Sowing the seeds of an ambitious satellite programme

The IRS-1A, India's first remote sensing satellite, for the uses of mapping the earth for agricultural, resource and defence purposes, was launched today in 1988.
 The IRS-1A; Source: Public Domain

The IRS-1A; Source: Public Domain

The Indian space programme had just started its upward spiral in the 1980s, launching a series of satellites with the help of Soviet launchpads at the Baikonur Cosmodrome. Now began the launching of satellites perhaps considered the modern hallmark of the ISRO satellites, the Indian Remote Sensing Satellites (IRS).

India wanted these satellites to provide imagery for agriculture, forestry, hydrology and geology - and on the 17th of March, 1988, as the IRS-1A blasted off on a Vostok 2M rocket, India knew its work had just begun towards building a more comprehensive remote sensing satellite network and capability.

The satellite was small, but the mission it intended to do was big. The spacecraft contained 3 linear imagining self scanner - LISS - cameras, and would give spatial resolutions of upto 72 and 36 metres. Operating in a Sun-synchronous orbit - aligning itself with the sun, the IRS-1A would finish its mission by July 1996. A full 8 years of mission, when it had been planned for 3 initially.

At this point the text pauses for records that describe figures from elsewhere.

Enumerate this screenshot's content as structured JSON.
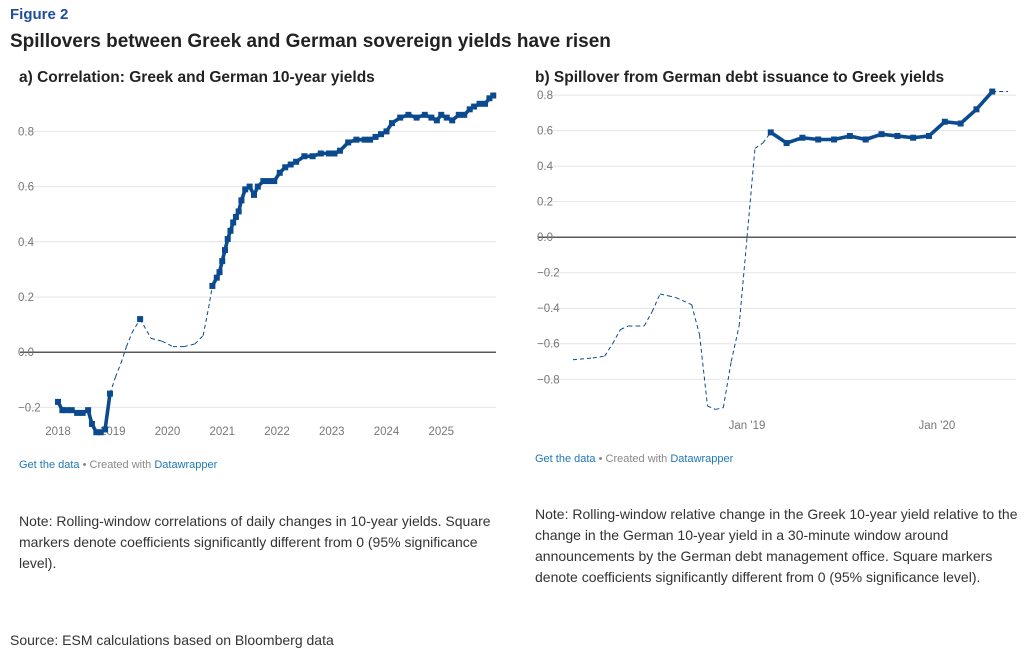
{
  "figure_label": "Figure 2",
  "title": "Spillovers between Greek and German sovereign yields have risen",
  "panel_a": {
    "title": "a) Correlation: Greek and German 10-year yields",
    "footer_get": "Get the data",
    "footer_mid": " • Created with ",
    "footer_tool": "Datawrapper",
    "note": "Note: Rolling-window correlations of daily changes in 10-year yields. Square markers denote coefficients significantly different from 0 (95% significance level)."
  },
  "panel_b": {
    "title": "b) Spillover from German debt issuance to Greek yields",
    "footer_get": "Get the data",
    "footer_mid": " • Created with ",
    "footer_tool": "Datawrapper",
    "note": "Note: Rolling-window relative change in the Greek 10-year yield relative to the change in the German 10-year yield in a 30-minute window around announcements by the German debt management office. Square markers denote coefficients significantly different from 0 (95% significance level)."
  },
  "source": "Source: ESM calculations based on Bloomberg data",
  "colors": {
    "accent": "#1f4e9c",
    "series": "#0b4a8f",
    "grid": "#e4e4e4",
    "zero": "#222222"
  },
  "chart_data": [
    {
      "type": "line",
      "title": "a) Correlation: Greek and German 10-year yields",
      "xlabel": "",
      "ylabel": "",
      "xlim": [
        2018.0,
        2026.0
      ],
      "ylim": [
        -0.3,
        0.95
      ],
      "yticks": [
        -0.2,
        0.0,
        0.2,
        0.4,
        0.6,
        0.8
      ],
      "ytick_labels": [
        "−0.2",
        "0.0",
        "0.2",
        "0.4",
        "0.6",
        "0.8"
      ],
      "xticks": [
        2018,
        2019,
        2020,
        2021,
        2022,
        2023,
        2024,
        2025
      ],
      "xtick_labels": [
        "2018",
        "2019",
        "2020",
        "2021",
        "2022",
        "2023",
        "2024",
        "2025"
      ],
      "series": [
        {
          "name": "Correlation",
          "note": "thick line with square markers = significant; dashed = not significant",
          "x": [
            2018.0,
            2018.08,
            2018.15,
            2018.25,
            2018.35,
            2018.45,
            2018.55,
            2018.62,
            2018.7,
            2018.78,
            2018.86,
            2018.95,
            2019.05,
            2019.15,
            2019.25,
            2019.35,
            2019.5,
            2019.7,
            2019.9,
            2020.1,
            2020.3,
            2020.5,
            2020.65,
            2020.75,
            2020.82,
            2020.9,
            2020.95,
            2021.0,
            2021.05,
            2021.1,
            2021.15,
            2021.2,
            2021.25,
            2021.3,
            2021.35,
            2021.42,
            2021.5,
            2021.58,
            2021.65,
            2021.75,
            2021.85,
            2021.95,
            2022.05,
            2022.15,
            2022.25,
            2022.35,
            2022.5,
            2022.65,
            2022.8,
            2022.95,
            2023.05,
            2023.15,
            2023.3,
            2023.45,
            2023.6,
            2023.7,
            2023.8,
            2023.9,
            2024.0,
            2024.1,
            2024.25,
            2024.4,
            2024.55,
            2024.7,
            2024.82,
            2024.92,
            2025.0,
            2025.1,
            2025.2,
            2025.32,
            2025.42,
            2025.52,
            2025.6,
            2025.7,
            2025.8,
            2025.88,
            2025.95
          ],
          "y": [
            -0.18,
            -0.21,
            -0.21,
            -0.21,
            -0.22,
            -0.22,
            -0.21,
            -0.26,
            -0.29,
            -0.29,
            -0.28,
            -0.15,
            -0.09,
            -0.04,
            0.02,
            0.07,
            0.12,
            0.05,
            0.04,
            0.02,
            0.02,
            0.03,
            0.06,
            0.16,
            0.24,
            0.27,
            0.29,
            0.33,
            0.37,
            0.41,
            0.44,
            0.47,
            0.49,
            0.51,
            0.55,
            0.59,
            0.6,
            0.57,
            0.6,
            0.62,
            0.62,
            0.62,
            0.65,
            0.67,
            0.68,
            0.69,
            0.71,
            0.71,
            0.72,
            0.72,
            0.72,
            0.73,
            0.76,
            0.77,
            0.77,
            0.77,
            0.78,
            0.79,
            0.8,
            0.83,
            0.85,
            0.86,
            0.85,
            0.86,
            0.85,
            0.84,
            0.86,
            0.85,
            0.84,
            0.86,
            0.86,
            0.88,
            0.89,
            0.9,
            0.9,
            0.92,
            0.93
          ],
          "significant": [
            true,
            true,
            true,
            true,
            true,
            true,
            true,
            true,
            true,
            true,
            true,
            true,
            false,
            false,
            false,
            false,
            true,
            false,
            false,
            false,
            false,
            false,
            false,
            false,
            true,
            true,
            true,
            true,
            true,
            true,
            true,
            true,
            true,
            true,
            true,
            true,
            true,
            true,
            true,
            true,
            true,
            true,
            true,
            true,
            true,
            true,
            true,
            true,
            true,
            true,
            true,
            true,
            true,
            true,
            true,
            true,
            true,
            true,
            true,
            true,
            true,
            true,
            true,
            true,
            true,
            true,
            true,
            true,
            true,
            true,
            true,
            true,
            true,
            true,
            true,
            true,
            true
          ]
        }
      ]
    },
    {
      "type": "line",
      "title": "b) Spillover from German debt issuance to Greek yields",
      "xlabel": "",
      "ylabel": "",
      "xlim": [
        0,
        56
      ],
      "ylim": [
        -0.99,
        0.84
      ],
      "yticks": [
        -0.8,
        -0.6,
        -0.4,
        -0.2,
        0.0,
        0.2,
        0.4,
        0.6,
        0.8
      ],
      "ytick_labels": [
        "−0.8",
        "−0.6",
        "−0.4",
        "−0.2",
        "0.0",
        "0.2",
        "0.4",
        "0.6",
        "0.8"
      ],
      "xticks": [
        22,
        46
      ],
      "xtick_labels": [
        "Jan '19",
        "Jan '20"
      ],
      "series": [
        {
          "name": "Spillover",
          "note": "thick line with square markers = significant; dashed = not significant",
          "x": [
            0,
            2.5,
            4,
            5,
            6,
            7,
            8,
            9,
            10,
            11,
            12,
            13,
            15,
            16,
            17,
            18,
            19,
            20,
            21,
            22,
            23,
            24,
            25,
            27,
            29,
            31,
            33,
            35,
            37,
            39,
            41,
            43,
            45,
            47,
            49,
            51,
            53,
            55
          ],
          "y": [
            -0.69,
            -0.68,
            -0.67,
            -0.6,
            -0.52,
            -0.5,
            -0.5,
            -0.5,
            -0.42,
            -0.32,
            -0.33,
            -0.34,
            -0.38,
            -0.55,
            -0.95,
            -0.97,
            -0.96,
            -0.7,
            -0.5,
            0.0,
            0.5,
            0.53,
            0.59,
            0.53,
            0.56,
            0.55,
            0.55,
            0.57,
            0.55,
            0.58,
            0.57,
            0.56,
            0.57,
            0.65,
            0.64,
            0.72,
            0.82,
            0.82
          ],
          "significant": [
            false,
            false,
            false,
            false,
            false,
            false,
            false,
            false,
            false,
            false,
            false,
            false,
            false,
            false,
            false,
            false,
            false,
            false,
            false,
            false,
            false,
            false,
            true,
            true,
            true,
            true,
            true,
            true,
            true,
            true,
            true,
            true,
            true,
            true,
            true,
            true,
            true,
            false
          ]
        }
      ]
    }
  ]
}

The first mission was a part research, part operational and part experimental one, for India would need to develop an entire system around how to develop the expertise in satellite imagery at home - relying on foreign satellites cost a large amount of money and resources.

The need for an indigenous remote sensing programme had also been realised by the fact that countries like the US had explicit restrictions back then on technologies like Remote Sensing and other tools - necessitating that the sooner India could launch the IRS, the sooner it would be able to launch further research into this field, as no outside expertise was going to be there to guide it.

The IRS programme’s intention was to create new opportunities for Indian researchers, the development of new technologies, and data on how to utilise the resources of the earth better - which it so far succeeds in!